On the entropy conserving/stable implicit DG discretization of the Euler equations in entropy variables

The aim of this paper is to investigate the behavior of a high-order accurate Discontinuous Galerkin entropy conserving/stable scheme in space for unsteady compressible inviscid flows. In order to ensure an entropy conserving/stable scheme in space, several entropy conserving/stable numerical fluxes are considered. For the time discretization, high-order accurate linearly implicit Rosenbrock-type Runge–Kutta schemes are used. These schemes cannot be provably entropy conserving/stable, but, for an enough small time step size, the error due to the time integration has negligible contribution, and entropy conserving/stable properties can be fulfilled.

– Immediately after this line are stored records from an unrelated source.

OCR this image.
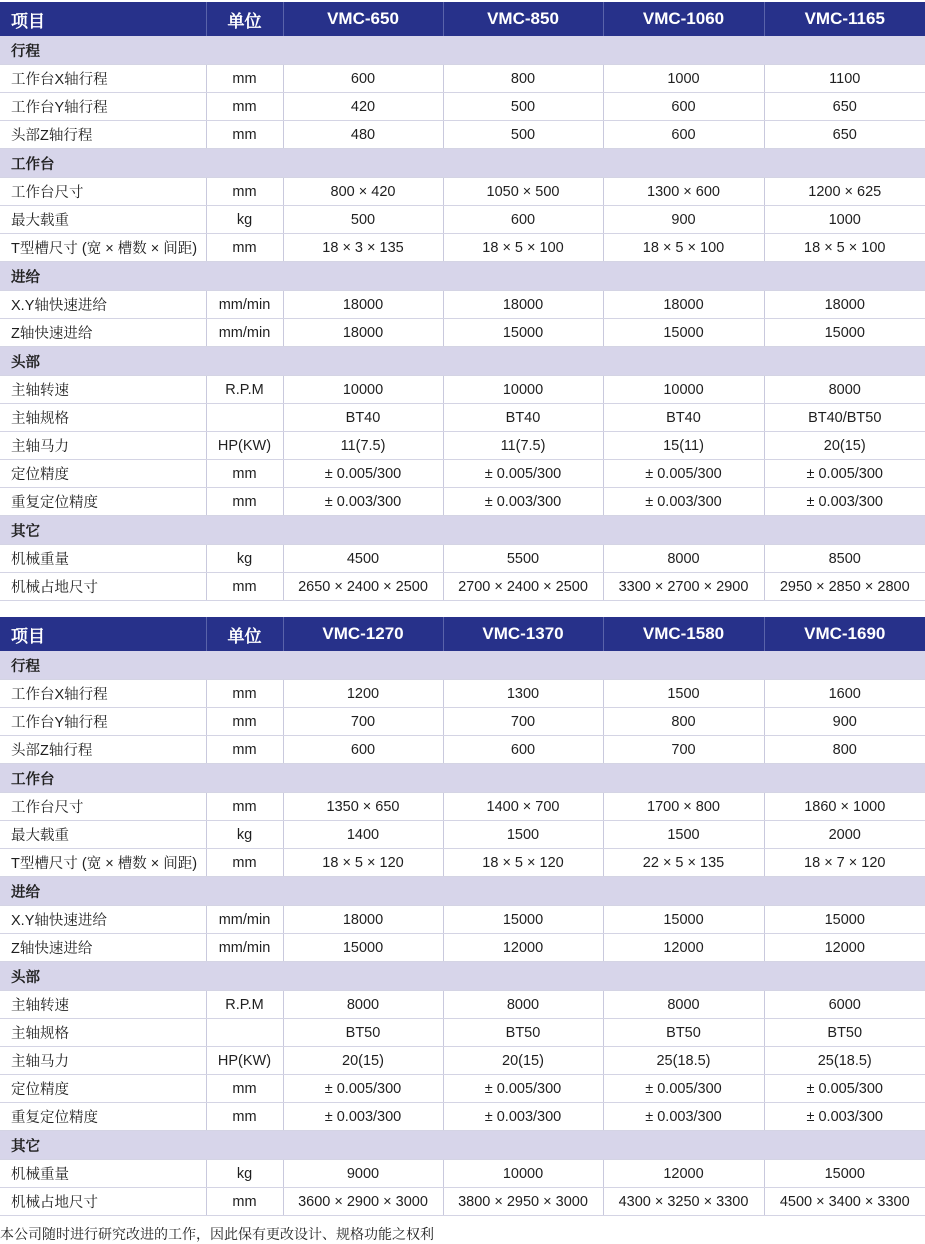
项目	单位	VMC-650	VMC-850	VMC-1060	VMC-1165
行程					
工作台X轴行程	mm	600	800	1000	1100
工作台Y轴行程	mm	420	500	600	650
头部Z轴行程	mm	480	500	600	650
工作台					
工作台尺寸	mm	800 × 420	1050 × 500	1300 × 600	1200 × 625
最大载重	kg	500	600	900	1000
T型槽尺寸 (宽 × 槽数 × 间距)	mm	18 × 3 × 135	18 × 5 × 100	18 × 5 × 100	18 × 5 × 100
进给					
X.Y轴快速进给	mm/min	18000	18000	18000	18000
Z轴快速进给	mm/min	18000	15000	15000	15000
头部					
主轴转速	R.P.M	10000	10000	10000	8000
主轴规格		BT40	BT40	BT40	BT40/BT50
主轴马力	HP(KW)	11(7.5)	11(7.5)	15(11)	20(15)
定位精度	mm	± 0.005/300	± 0.005/300	± 0.005/300	± 0.005/300
重复定位精度	mm	± 0.003/300	± 0.003/300	± 0.003/300	± 0.003/300
其它					
机械重量	kg	4500	5500	8000	8500
机械占地尺寸	mm	2650 × 2400 × 2500	2700 × 2400 × 2500	3300 × 2700 × 2900	2950 × 2850 × 2800
项目	单位	VMC-1270	VMC-1370	VMC-1580	VMC-1690
行程					
工作台X轴行程	mm	1200	1300	1500	1600
工作台Y轴行程	mm	700	700	800	900
头部Z轴行程	mm	600	600	700	800
工作台					
工作台尺寸	mm	1350 × 650	1400 × 700	1700 × 800	1860 × 1000
最大载重	kg	1400	1500	1500	2000
T型槽尺寸 (宽 × 槽数 × 间距)	mm	18 × 5 × 120	18 × 5 × 120	22 × 5 × 135	18 × 7 × 120
进给					
X.Y轴快速进给	mm/min	18000	15000	15000	15000
Z轴快速进给	mm/min	15000	12000	12000	12000
头部					
主轴转速	R.P.M	8000	8000	8000	6000
主轴规格		BT50	BT50	BT50	BT50
主轴马力	HP(KW)	20(15)	20(15)	25(18.5)	25(18.5)
定位精度	mm	± 0.005/300	± 0.005/300	± 0.005/300	± 0.005/300
重复定位精度	mm	± 0.003/300	± 0.003/300	± 0.003/300	± 0.003/300
其它					
机械重量	kg	9000	10000	12000	15000
机械占地尺寸	mm	3600 × 2900 × 3000	3800 × 2950 × 3000	4300 × 3250 × 3300	4500 × 3400 × 3300
本公司随时进行研究改进的工作，因此保有更改设计、规格功能之权利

The properties of the fully discrete system of equations are assessed in a series of numerical experiments of growing complexity, i.e.: (i) the isentropic vortex convection problem, (ii) the double shear layer, (iii) the Sod shock tube and (iv) the Taylor–Green vortex. For each one of these test-case the accuracy and the related order of convergence of the time integration schemes and of the numerical fluxes employed will be investigated, as well as the comparison between the accuracy provided by the entropy and the primitive set of variables and their stability properties. Furthermore, same relevant issues related to the use of entropy conserving fluxes are addressed, like the necessity to use higher accurate quadrature rules, the spatial sub-optimal order of convergence, and the behavior of the fully discrete system of equations when long-time simulations are performed.